Woody cut in. "What do you know about the Popescu brothers?"
April didn't cut him, but Alfie looked over at him as if
he
were an insect. "Noise," he said.
"Noise?" April echoed.
"Yeah, the Popescus are two big letter writers. Everything's a problem with them. Their latest beef is boom boxes. One of them threatened to get a gun and shoot the next asshole who pollutes the space in front of his building. Lot of people have been asking about them. How many people you got on this case?"
April lifted a shoulder. "Too many. What did you tell them?"
"You know me, I'm always helpful. I'll tell you the same thing. In the past we've had a lot of complaints about those guys. Anonymous, of course, and not from the Chinese. They used to have some Latinas in the factory, and there were some incidents then. No formal charges were ever made, though. They switched to Chinese workers years ago. They own the building, and the complaints these days all come from them. Noise, traffic, garbage pickup, stolen radio from one of their vans. They want a yellow line painted on the curb so no one else can park in front of their building. Every month there's something new." He took the unlit cigarette out of his mouth and threw it away. "Filthy habit."
"You been in there to see what they're so defensive about?"
Alfie pursed his lips. "They're a pain in the ass. I like to keep out of their way."

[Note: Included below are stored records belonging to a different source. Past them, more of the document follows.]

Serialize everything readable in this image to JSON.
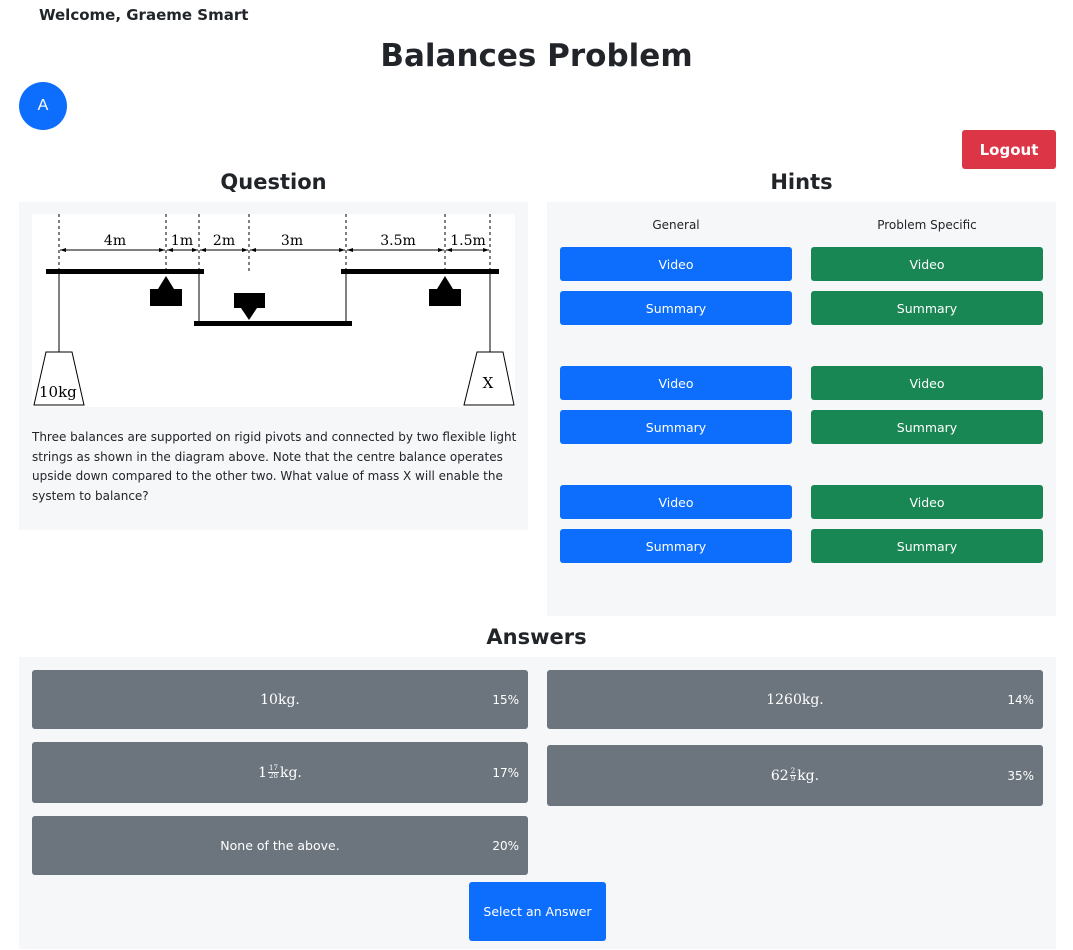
{
  "header": {
    "welcome": "Welcome, Graeme Smart",
    "title": "Balances Problem",
    "avatar_letter": "A",
    "logout_label": "Logout"
  },
  "question": {
    "heading": "Question",
    "diagram": {
      "distances": [
        "4m",
        "1m",
        "2m",
        "3m",
        "3.5m",
        "1.5m"
      ],
      "left_mass": "10kg",
      "right_mass": "X"
    },
    "text": "Three balances are supported on rigid pivots and connected by two flexible light strings as shown in the diagram above. Note that the centre balance operates upside down compared to the other two. What value of mass X will enable the system to balance?"
  },
  "hints": {
    "heading": "Hints",
    "general_label": "General",
    "specific_label": "Problem Specific",
    "groups": [
      {
        "general": {
          "video": "Video",
          "summary": "Summary"
        },
        "specific": {
          "video": "Video",
          "summary": "Summary"
        }
      },
      {
        "general": {
          "video": "Video",
          "summary": "Summary"
        },
        "specific": {
          "video": "Video",
          "summary": "Summary"
        }
      },
      {
        "general": {
          "video": "Video",
          "summary": "Summary"
        },
        "specific": {
          "video": "Video",
          "summary": "Summary"
        }
      }
    ]
  },
  "answers": {
    "heading": "Answers",
    "options": [
      {
        "label": "10kg.",
        "pct": "15%"
      },
      {
        "label": "1260kg.",
        "pct": "14%"
      },
      {
        "whole": "1",
        "num": "17",
        "den": "28",
        "unit": "kg.",
        "pct": "17%"
      },
      {
        "whole": "62",
        "num": "2",
        "den": "9",
        "unit": "kg.",
        "pct": "35%"
      },
      {
        "label": "None of the above.",
        "pct": "20%"
      }
    ],
    "select_label": "Select an Answer"
  },
  "colors": {
    "primary": "#0d6efd",
    "success": "#198754",
    "danger": "#dc3545",
    "secondary": "#6c757d",
    "panel": "#f6f7f9"
  }
}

"Maybe that's what they want you to do," April said. "How about I go over and have a talk with them?"
He shot her a dark look. "I know them, I'll take a look." His interest was piqued.

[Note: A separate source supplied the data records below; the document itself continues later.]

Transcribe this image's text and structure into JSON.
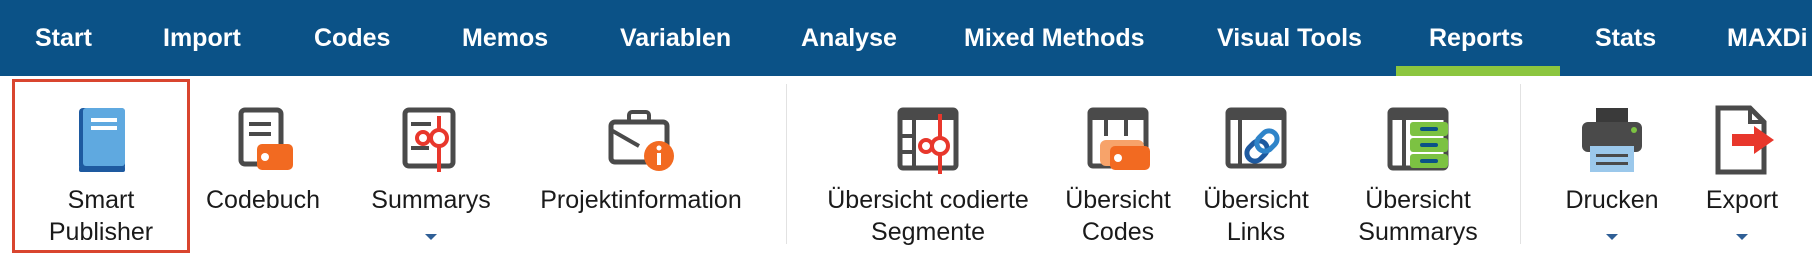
{
  "menubar": {
    "tabs": [
      {
        "label": "Start"
      },
      {
        "label": "Import"
      },
      {
        "label": "Codes"
      },
      {
        "label": "Memos"
      },
      {
        "label": "Variablen"
      },
      {
        "label": "Analyse"
      },
      {
        "label": "Mixed Methods"
      },
      {
        "label": "Visual Tools"
      },
      {
        "label": "Reports"
      },
      {
        "label": "Stats"
      },
      {
        "label": "MAXDi"
      }
    ],
    "active_tab": "Reports",
    "active_underline_color": "#8cc63f",
    "background_color": "#0b5287"
  },
  "ribbon": {
    "buttons": [
      {
        "line1": "Smart",
        "line2": "Publisher",
        "icon": "book-icon"
      },
      {
        "line1": "Codebuch",
        "icon": "codebook-icon"
      },
      {
        "line1": "Summarys",
        "icon": "summary-icon"
      },
      {
        "line1": "Projektinformation",
        "icon": "project-info-icon"
      },
      {
        "line1": "Übersicht codierte",
        "line2": "Segmente",
        "icon": "coded-segments-table-icon"
      },
      {
        "line1": "Übersicht",
        "line2": "Codes",
        "icon": "codes-table-icon"
      },
      {
        "line1": "Übersicht",
        "line2": "Links",
        "icon": "links-table-icon"
      },
      {
        "line1": "Übersicht",
        "line2": "Summarys",
        "icon": "summarys-table-icon"
      },
      {
        "line1": "Drucken",
        "icon": "printer-icon"
      },
      {
        "line1": "Export",
        "icon": "export-icon"
      }
    ],
    "selected_button": "Smart Publisher",
    "selection_color": "#d9452f"
  }
}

April wanted to take care of this herself, but didn't want to offend her old boss. Suddenly, outside the glass house, she saw a Chinese male, a guy who looked older than she, sit down at her former desk. For a moment she was distracted. Then she said, "I don't want to put you out."
"Put me out. I'd love a walk."
"Fine, I'll go with you."
"Sure, cutie, anything you say." Alfie reached in his drawer for another cigarette he'd put in his mouth and wouldn't light.
She took a last look at the Chinese who'd taken her desk and wondered if he was smart. Then she nodded at Woody. "Make some friends, I'll be back in a while," she told him.